In fact, most people who know me now, probably don't even know that I ever painted, or drew, or was an art major in college before I took up writing and made that my vocation.
But painting with anything other than watercolors, which by nature tends to be a quick process, requires hours of uninterrupted time, and that is something I've not had since about 1985 when my daughter was born. Of course, the last painting I did was of her as an infant sleeping. I'm sure I did it while she was sleeping. It hangs in my youngest granddaughter's bedroom and bears more than a passing resemblance to the child who sleeps there.
Generally painting is not something I miss.
It's not something I have time to miss.
One day this week, though, a friend's Facebook post suddenly reminded me of how good it feels to take a blank canvas/paper/whatever and create. The fact that we were art class friends who not too long ago reconnected through Facebook only reminded me more of who I used to be, what we used to do.
For the biggest part of the first 24 years of my life, from the time I could safely hold a pencil, I drew. I received paint-by-number kits for Christmas and I progressed to taking the leftover paints and creating new things. I drew birds and dogs and cows and horses and things from my imagination. In high school we sketched each other in art class. We painted still life and abstract creations. In college I was an art major and submerged in the counterculture of the arts building where I painted, threw clay, learned to weave, ran shop tools to create crafts, and got drunk with my classmates. I even modeled for other art classes. I thought I would be an art teacher and recreate my favorite place from high school.
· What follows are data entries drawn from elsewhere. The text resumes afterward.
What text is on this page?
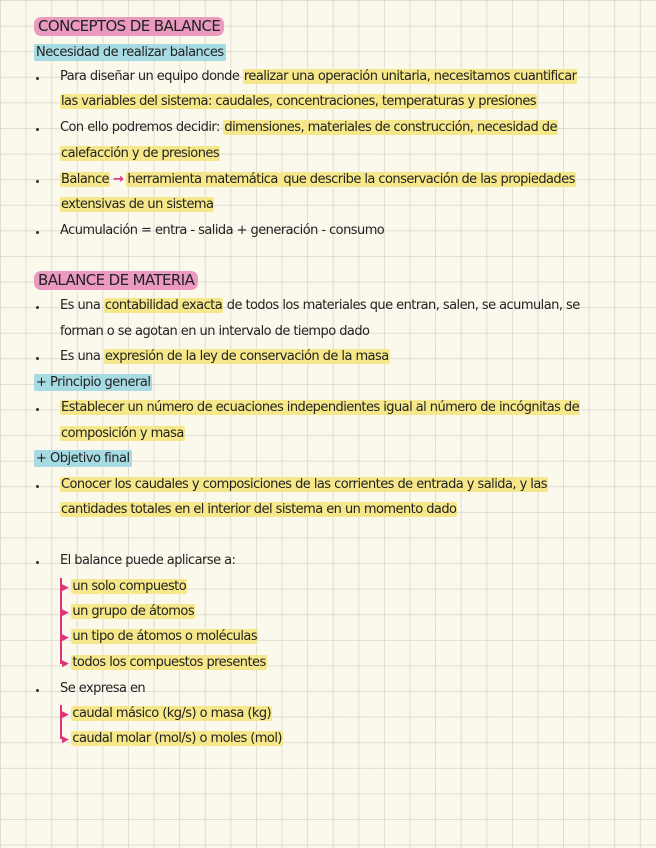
CONCEPTOS DE BALANCE
Necesidad de realizar balances
Para diseñar un equipo donde realizar una operación unitaria, necesitamos cuantificar
las variables del sistema: caudales, concentraciones, temperaturas y presiones
Con ello podremos decidir: dimensiones, materiales de construcción, necesidad de
calefacción y de presiones
Balance → herramienta matemática que describe la conservación de las propiedades
extensivas de un sistema
Acumulación = entra - salida + generación - consumo
BALANCE DE MATERIA
Es una contabilidad exacta de todos los materiales que entran, salen, se acumulan, se
forman o se agotan en un intervalo de tiempo dado
Es una expresión de la ley de conservación de la masa
+ Principio general
Establecer un número de ecuaciones independientes igual al número de incógnitas de
composición y masa
+ Objetivo final
Conocer los caudales y composiciones de las corrientes de entrada y salida, y las
cantidades totales en el interior del sistema en un momento dado
El balance puede aplicarse a:
▶ un solo compuesto
▶ un grupo de átomos
▶ un tipo de átomos o moléculas
▶ todos los compuestos presentes
Se expresa en
▶ caudal másico (kg/s) o masa (kg)
▶ caudal molar (mol/s) o moles (mol)
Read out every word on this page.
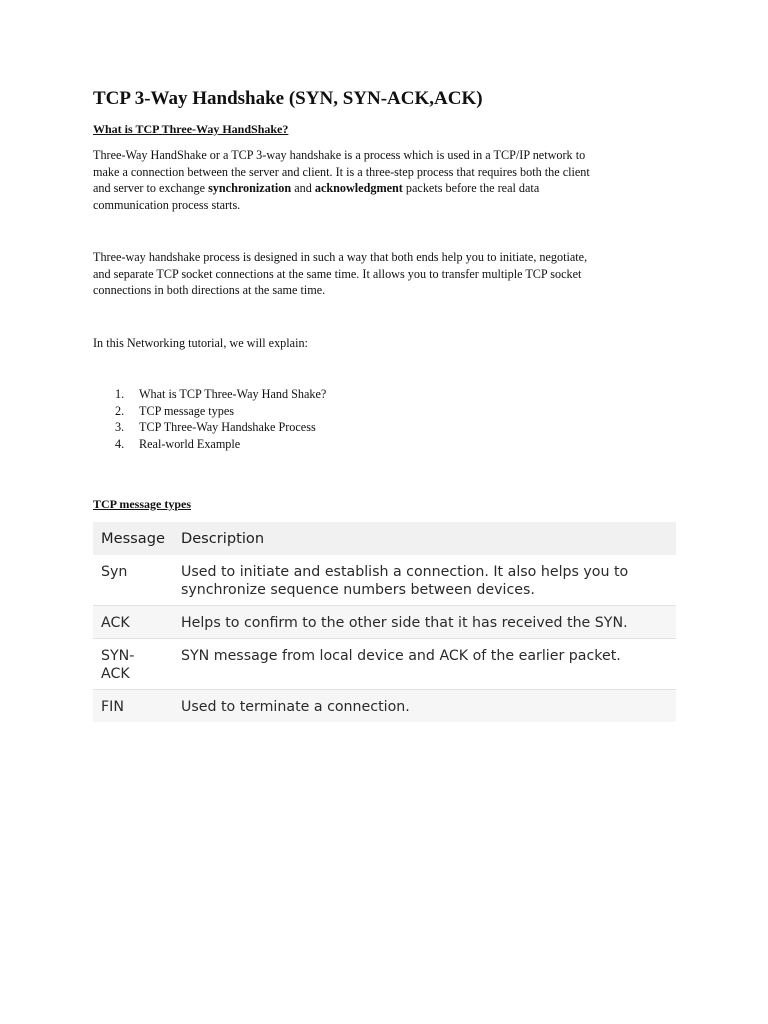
TCP 3-Way Handshake (SYN, SYN-ACK,ACK)
What is TCP Three-Way HandShake?

Three-Way HandShake or a TCP 3-way handshake is a process which is used in a TCP/IP network to
make a connection between the server and client. It is a three-step process that requires both the client
and server to exchange synchronization and acknowledgment packets before the real data
communication process starts.

Three-way handshake process is designed in such a way that both ends help you to initiate, negotiate,
and separate TCP socket connections at the same time. It allows you to transfer multiple TCP socket
connections in both directions at the same time.

In this Networking tutorial, we will explain:

1. What is TCP Three-Way Hand Shake?
2. TCP message types
3. TCP Three-Way Handshake Process
4. Real-world Example
TCP message types
Message	Description
Syn	Used to initiate and establish a connection. It also helps you to
synchronize sequence numbers between devices.
ACK	Helps to confirm to the other side that it has received the SYN.
SYN-
ACK	SYN message from local device and ACK of the earlier packet.
FIN	Used to terminate a connection.
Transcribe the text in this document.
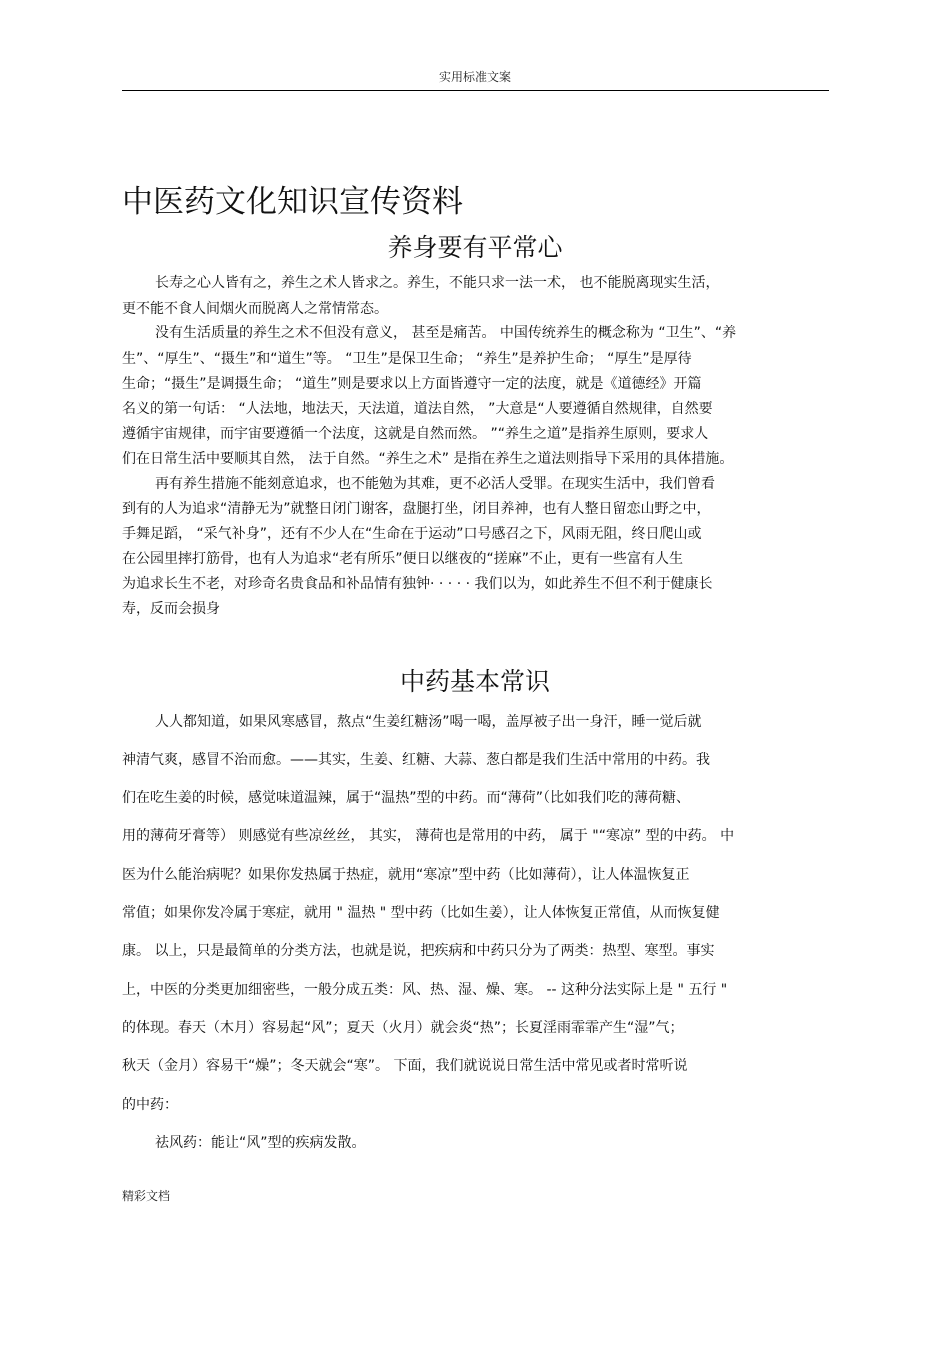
实用标准文案
中医药文化知识宣传资料
养身要有平常心
长寿之心人皆有之，养生之术人皆求之。养生，不能只求一法一术， 也不能脱离现实生活，
更不能不食人间烟火而脱离人之常情常态。
没有生活质量的养生之术不但没有意义， 甚至是痛苦。 中国传统养生的概念称为 “卫生”、“养
生”、“厚生”、“摄生”和“道生”等。 “卫生”是保卫生命； “养生”是养护生命； “厚生”是厚待
生命；“摄生”是调摄生命； “道生”则是要求以上方面皆遵守一定的法度，就是《道德经》开篇
名义的第一句话： “人法地，地法天，天法道，道法自然， ”大意是“人要遵循自然规律，自然要
遵循宇宙规律，而宇宙要遵循一个法度，这就是自然而然。 ”“养生之道”是指养生原则，要求人
们在日常生活中要顺其自然， 法于自然。“养生之术” 是指在养生之道法则指导下采用的具体措施。
再有养生措施不能刻意追求，也不能勉为其难，更不必活人受罪。在现实生活中，我们曾看
到有的人为追求“清静无为”就整日闭门谢客，盘腿打坐，闭目养神，也有人整日留恋山野之中，
手舞足蹈， “采气补身”，还有不少人在“生命在于运动”口号感召之下，风雨无阻，终日爬山或
在公园里摔打筋骨，也有人为追求“老有所乐”便日以继夜的“搓麻”不止，更有一些富有人生
为追求长生不老，对珍奇名贵食品和补品情有独钟· · · · · 我们以为，如此养生不但不利于健康长
寿，反而会损身
中药基本常识
人人都知道，如果风寒感冒，熬点“生姜红糖汤”喝一喝，盖厚被子出一身汗，睡一觉后就
神清气爽，感冒不治而愈。——其实，生姜、红糖、大蒜、葱白都是我们生活中常用的中药。我
们在吃生姜的时候，感觉味道温辣，属于“温热”型的中药。而“薄荷”（比如我们吃的薄荷糖、
用的薄荷牙膏等） 则感觉有些凉丝丝， 其实， 薄荷也是常用的中药， 属于 "“寒凉” 型的中药。 中
医为什么能治病呢？如果你发热属于热症，就用“寒凉”型中药（比如薄荷），让人体温恢复正
常值；如果你发冷属于寒症，就用 " 温热 " 型中药（比如生姜），让人体恢复正常值，从而恢复健
康。 以上，只是最简单的分类方法，也就是说，把疾病和中药只分为了两类：热型、寒型。事实
上，中医的分类更加细密些，一般分成五类：风、热、湿、燥、寒。 -- 这种分法实际上是 " 五行 "
的体现。春天（木月）容易起“风”；夏天（火月）就会炎“热”；长夏淫雨霏霏产生“湿”气；
秋天（金月）容易干“燥”；冬天就会“寒”。 下面，我们就说说日常生活中常见或者时常听说
的中药：
祛风药：能让“风”型的疾病发散。
精彩文档
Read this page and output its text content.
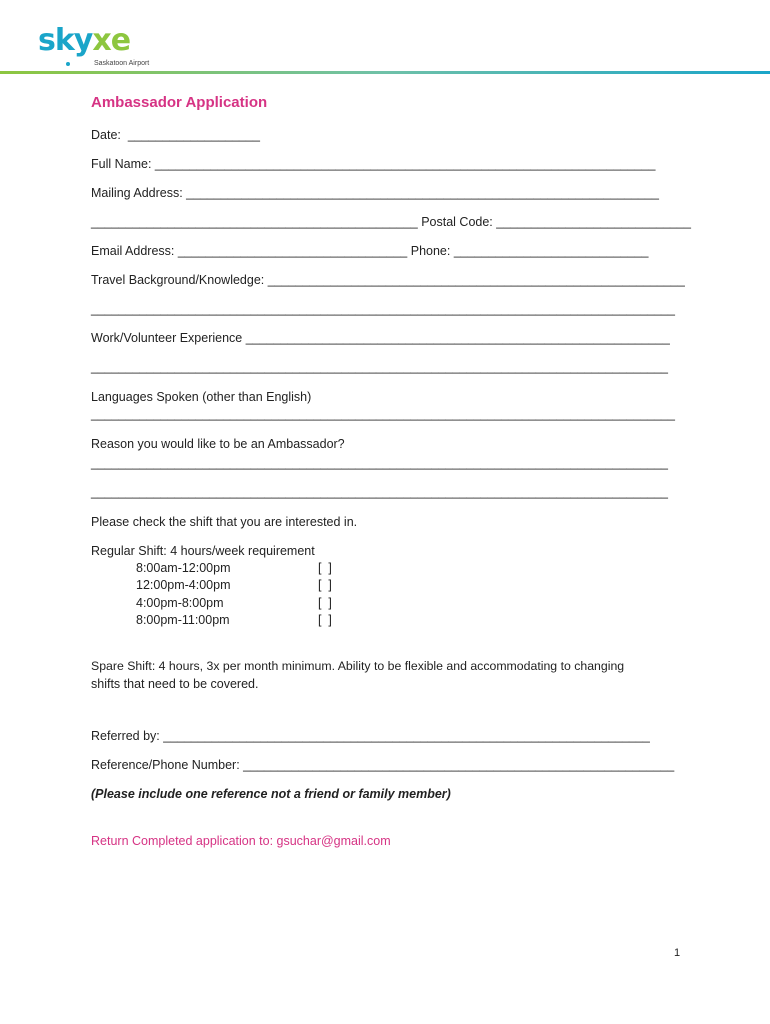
skyxe
Saskatoon Airport
Ambassador Application
Date:  ___________________
Full Name: ________________________________________________________________________
Mailing Address: ____________________________________________________________________
_______________________________________________ Postal Code: ____________________________
Email Address: _________________________________ Phone: ____________________________
Travel Background/Knowledge: ____________________________________________________________
____________________________________________________________________________________
Work/Volunteer Experience _____________________________________________________________
___________________________________________________________________________________
Languages Spoken (other than English)
____________________________________________________________________________________
Reason you would like to be an Ambassador?
___________________________________________________________________________________
___________________________________________________________________________________
Please check the shift that you are interested in.
Regular Shift: 4 hours/week requirement
8:00am-12:00pm	[  ]
12:00pm-4:00pm	[  ]
4:00pm-8:00pm	[  ]
8:00pm-11:00pm	[  ]
Spare Shift: 4 hours, 3x per month minimum. Ability to be flexible and accommodating to changing
shifts that need to be covered.
Referred by: ______________________________________________________________________
Reference/Phone Number: ______________________________________________________________
(Please include one reference not a friend or family member)
Return Completed application to: gsuchar@gmail.com
1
I was an art major for a year before a teacher suggested that I might want to pursue writing, and I went on to double major and then, shying from the education classes I would need to teach, went back home to work at my hometown paper.
It's been nearly 30 years since I painted. My art has been limited to crafts -- cross-stitch when I can keep children away from the needle and see to thread it, crocheting, knitting and children's activities. My creating has been with words, not a visual work for a long time.
Seeing someone else's creation the other day reminded me, however, that in this effort to put myself back together and find the bits I've lost in the last two and a half months, there are bits that I lost even longer ago that were once integral to who I was and that, perhaps, I need to reclaim those bits as well. Perhaps just as I carved out time a few months ago to return to the keyboard each morning, I can make a conscious choice to spend some of my evening hours with a paint brush.
Odds are good that the effort will do nothing more than cost me money for paints and perhaps take time that I might have spent doing something else, but perhaps it will still be good for my spirit, which often stumbles through the day.
I haven't painted in what feels like forever, but perhaps the time has come.